Kinshasa : des denrées alimentaires vendues en morceaux dans les marchés

Une vue des commercants et clients au Marché Municipal de Matete (Kinshasa/RDC), Radio Okapi/Ph. Aimé-NZINGA

Des articles alimentaires et même cosmétiques se vendent de plus en plus en petits morceaux dans les marchés de Kinshasa. Radio Okapi a fait un tour, mercredi 6 mai, dans quelques uns de ces lieux de négoce notamment Selembao, Bayaka, Makala et Kingasani. Des vendeurs affirment qu’ils morcellent leurs produits pour faciliter les Kinois à se procurer ce qu’il veut à bas-prix, étant donné que le salaire minimum interprofessionnel garanti (Smig) du Congolais est de trois dollars américains. La solution à en croire un expert est de créer des emplois pour la population en majorité des chômeurs. Reportage.

Le marché de Selembao, l’une des communes les plus peuplées de la capitale congolaise, compte de nombreux «spécialiste en morcellement». Les vendeurs proposent des produits alimentaires et cosmétiques en petits morceaux. Un poulet entier varie entre 4 500 Francs congolais (4,8$US) et 6 000 Fc (6,5$US), selon le kilo.

Mais pour permettre aux habitants de ce coin, en majorité pauvre, de se procurer cette denrée, les vendeurs le découpent en petits morceaux en sorte qu’avec 500 Fc (0,5$US), 1 000 Fc (1,08$US) chacun soit en mesure de manger cet aliment.

« Si nous ne faisons pas ça, les gens n’auront pas la possibilité de manger le poulet. Ils devront peut-être attendre les fêtes [très souvent de fin d’années] pour s’en procurer. En morcelant cet article, nous les aidons », affirme une vendeuse de Sélembao.

La même réalité est aussi vécue dans d’autres marchés de la capitale, à l’instar de Bayaka (Ngiri-Ngiri), Kingasani (Kimbanseke) et Matete. Les prix des articles alimentaires et cosmétiques sont presque les mêmes.

Une boite de tomate qui se vend généralement à 200 Fc (0,21$US) est mise dans de petits sachets en forme de boule ficelée pour un prix de 100 Franc (0,11$US) pour la moitié.

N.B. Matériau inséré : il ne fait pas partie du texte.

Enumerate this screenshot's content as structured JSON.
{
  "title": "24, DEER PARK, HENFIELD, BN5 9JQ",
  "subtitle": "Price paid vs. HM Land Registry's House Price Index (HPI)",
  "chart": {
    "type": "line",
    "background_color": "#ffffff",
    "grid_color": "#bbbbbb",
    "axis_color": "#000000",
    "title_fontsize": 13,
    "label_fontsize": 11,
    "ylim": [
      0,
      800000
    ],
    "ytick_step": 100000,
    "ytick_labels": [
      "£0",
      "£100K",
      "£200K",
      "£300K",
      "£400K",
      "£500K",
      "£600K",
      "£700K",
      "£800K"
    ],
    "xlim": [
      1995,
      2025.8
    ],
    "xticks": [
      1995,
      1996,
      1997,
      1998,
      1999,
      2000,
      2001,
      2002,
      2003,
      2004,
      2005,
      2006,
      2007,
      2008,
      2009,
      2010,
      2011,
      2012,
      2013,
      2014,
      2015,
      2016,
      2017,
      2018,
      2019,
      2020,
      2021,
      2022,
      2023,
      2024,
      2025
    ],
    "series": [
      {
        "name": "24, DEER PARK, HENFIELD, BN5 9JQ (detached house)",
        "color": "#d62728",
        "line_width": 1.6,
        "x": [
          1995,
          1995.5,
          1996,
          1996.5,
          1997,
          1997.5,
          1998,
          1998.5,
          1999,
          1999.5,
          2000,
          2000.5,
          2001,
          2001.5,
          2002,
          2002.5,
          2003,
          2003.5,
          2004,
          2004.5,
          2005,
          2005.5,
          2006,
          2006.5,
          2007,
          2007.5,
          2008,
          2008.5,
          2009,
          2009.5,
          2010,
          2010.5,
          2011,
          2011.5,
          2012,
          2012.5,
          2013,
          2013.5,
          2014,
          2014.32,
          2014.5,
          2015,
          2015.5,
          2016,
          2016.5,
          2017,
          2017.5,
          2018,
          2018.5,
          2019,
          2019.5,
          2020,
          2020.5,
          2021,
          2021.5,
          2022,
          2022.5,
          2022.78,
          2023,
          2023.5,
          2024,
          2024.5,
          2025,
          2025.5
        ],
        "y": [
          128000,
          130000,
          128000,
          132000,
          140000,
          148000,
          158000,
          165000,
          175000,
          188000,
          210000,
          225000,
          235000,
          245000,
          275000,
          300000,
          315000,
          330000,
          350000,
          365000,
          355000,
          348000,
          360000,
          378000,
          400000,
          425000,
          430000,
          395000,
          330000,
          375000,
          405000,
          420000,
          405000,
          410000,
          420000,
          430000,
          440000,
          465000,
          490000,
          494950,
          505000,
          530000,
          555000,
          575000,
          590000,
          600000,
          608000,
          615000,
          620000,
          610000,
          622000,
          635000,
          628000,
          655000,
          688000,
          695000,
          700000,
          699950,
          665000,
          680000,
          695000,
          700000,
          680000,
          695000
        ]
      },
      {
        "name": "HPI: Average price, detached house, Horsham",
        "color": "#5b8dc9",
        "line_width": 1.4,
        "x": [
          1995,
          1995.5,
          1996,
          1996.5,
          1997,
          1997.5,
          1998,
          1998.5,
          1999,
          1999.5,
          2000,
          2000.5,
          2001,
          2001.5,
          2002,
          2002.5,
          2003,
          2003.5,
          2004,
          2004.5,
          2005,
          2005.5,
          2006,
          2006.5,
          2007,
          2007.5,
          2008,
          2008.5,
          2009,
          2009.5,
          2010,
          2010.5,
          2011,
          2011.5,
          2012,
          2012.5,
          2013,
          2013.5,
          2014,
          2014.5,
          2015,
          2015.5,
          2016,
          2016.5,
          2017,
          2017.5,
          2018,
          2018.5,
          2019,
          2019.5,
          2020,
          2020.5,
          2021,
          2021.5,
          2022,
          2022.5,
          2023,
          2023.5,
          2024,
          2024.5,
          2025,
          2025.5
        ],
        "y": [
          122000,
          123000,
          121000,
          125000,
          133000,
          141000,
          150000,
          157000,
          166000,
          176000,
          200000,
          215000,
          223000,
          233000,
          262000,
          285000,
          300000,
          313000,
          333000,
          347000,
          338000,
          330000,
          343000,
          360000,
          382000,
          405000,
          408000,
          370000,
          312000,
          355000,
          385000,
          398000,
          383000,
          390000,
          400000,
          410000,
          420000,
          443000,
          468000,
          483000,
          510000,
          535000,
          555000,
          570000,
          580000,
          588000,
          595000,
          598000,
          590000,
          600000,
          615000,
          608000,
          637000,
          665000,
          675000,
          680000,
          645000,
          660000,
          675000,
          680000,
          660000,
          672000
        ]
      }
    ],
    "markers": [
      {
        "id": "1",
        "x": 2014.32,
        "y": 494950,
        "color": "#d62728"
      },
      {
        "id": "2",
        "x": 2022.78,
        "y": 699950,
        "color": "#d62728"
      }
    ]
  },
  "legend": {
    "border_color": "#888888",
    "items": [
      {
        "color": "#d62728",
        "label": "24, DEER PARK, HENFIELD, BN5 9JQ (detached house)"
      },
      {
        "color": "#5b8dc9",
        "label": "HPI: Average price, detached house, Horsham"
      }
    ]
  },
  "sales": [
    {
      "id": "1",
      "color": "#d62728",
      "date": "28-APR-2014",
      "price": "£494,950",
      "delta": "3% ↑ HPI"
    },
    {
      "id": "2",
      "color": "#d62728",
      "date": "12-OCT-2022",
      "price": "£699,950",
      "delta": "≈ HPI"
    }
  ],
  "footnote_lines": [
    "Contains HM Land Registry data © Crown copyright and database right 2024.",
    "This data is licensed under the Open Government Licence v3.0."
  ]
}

L’huile de palme et végétale est vendue à partir de 100 Fc (0,11$US) et plus.

Des acheteurs rencontrés sur place indiquent qu’ils n’ont pas assez de moyens pour se procurer un bidon de 5L de cette denrée ou une bouteille de 1,5L.

« Avec 100 Fc (0,11$US), je peux me procurer de l’huile. Ça me suffit. Le jour où j’aurai plus d’argent, j’en achèterai une quantité beaucoup plus consistance », déclare une dame venue faire le marché à Bayaka, dans la commune de Ngiri-Ngiri.

Non loi, de cet étalage, il y a un tas de farine de manioc « Fufu » non moulu. Il est vendu à partir de 300 Fc (0,32$US), une mesure de « Sakombi » à 200 Fc (0,21$US) ou même à 100 Fc (0,11$US).

Des produits cosmétiques aussi…

Il n’y a pas que de produits alimentaires qui sont concernés par cette pratique. Il y a aussi des articles de beauté et cosmétiques. Au-delà de manger, il faut aussi se faire beau, belle…et se laver.

Et la solution est encore à trouver dans le morcellement des marchandises.

Les jeunes filles peuvent se procurer, dans ces marchés, le gel coiffant pour cheveux dans de petits sachets en boule, avec 50 Fc (0,5$US). Une boite entière se vend généralement à 2000 Fc (2,17 $US).

Et pour se laver, aucun souci. Avec 50 Fc (0,5$US) seulement, vous avez la possibilité de vous acheter un morceau de savon. Un savon antiseptique entier se vend entre 200 Fc (0,21$US) et 500 Fc (0,54$US).

Création d’emplois

Des observateurs se demandent si ce phénomène de miniaturisation ne démontre-t-il pas le degré de pauvreté dans laquelle notre pays est plongé.

Le professeur Emery Kituku, expert en questions économiques, plaide pour l’amélioration de salaire et la création d’emplois pour éradiquer ce phénomène.

« C’est un mouvement paradoxal. Au lieu que ce soit la population qui atteigne le niveau de la production, c’est la production qui fournit un effort pour atteindre le niveau le plus bas de la population. Celle-ci n’arrive pas à consommer réellement ce qui est produit et en majorité en chômage », argue-t-il.

Il souligne que la majorité de la population est sans emploi et que ceux qui travaillent n’ont pas de revenus suffisants qui leur permettent « de rencontrer le marché dans son fonctionnement normal ».